Hey there
@WTF Happened. I'm not Anthony, obviously, but I'd like to share something with you that my T told me earlier this year. As someone who was in a committed relationship with another person, I'd crossed some major intimacy boundaries with a friend of mine, and when I told my T I felt my SO would leave me if he knew how intimate my friendship had become, she had something along these lines to say:
"Leave you? He can't leave you. You have already left him. You put him in an impossible situation; either he doesn't leave you, which will ensure you can never respect him, or he does leave you, in which case you're able to play the victim. In either case, you've set this up so that you don't have to do anything at all to make sure this is over."
And she was so right. I engineered--wittingly or not--a situation in which if I didn't want to just say, "This is over for good. Enough," I didn't have to. I put him in a bind that couldn't be undone. He could never trust me again (this was not the first incidence of my infidelity, either). Leaving me forever was the only real option available.

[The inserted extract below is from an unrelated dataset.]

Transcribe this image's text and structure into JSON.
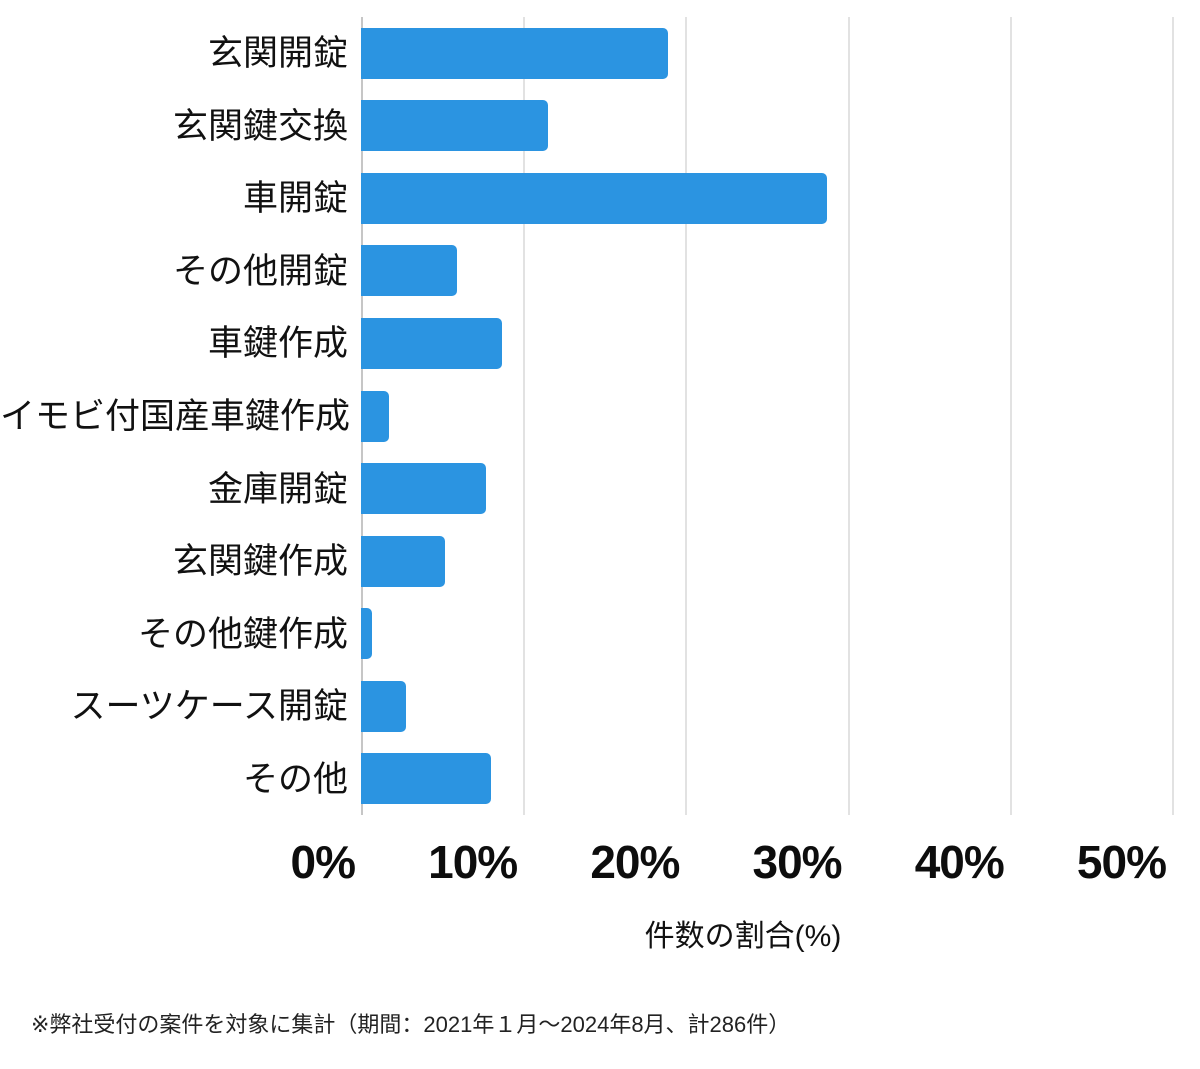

I did actually wind up explicitly breaking it off with him of my own volition in a pretty damn honest way, which was one of the best things I've ever done interpersonally, and I told him about the infidelity (no matter how "minor" it was), and he
still asked me to sleep with him/go out for dinner every time I talked to him until he found out I was seeing someone--ahem, the aforementioned friend--and finally stopped.

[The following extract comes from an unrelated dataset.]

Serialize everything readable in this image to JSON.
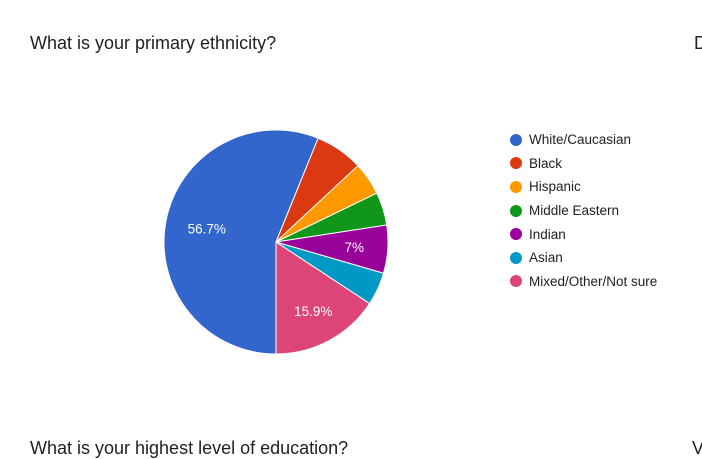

BUT all of that is to say that sometimes break ups where you explain all that good shit about how you're not in the right place in your life or it's not the right time or I care about you but I'm not in love &c just doesn't cut it as feeling like enough finality. I guess to me it's the difference between locking something away and locking something away and throwing the key in the ocean.
Also, I get that she hurt you, but sometimes in a break up situation, the party who wants to end it isn't well served by considering the emotions of the other party. That seems harsh, but seriously, haven't you ever had a moment where f*cking over another person was truly in your best interest? I sure have.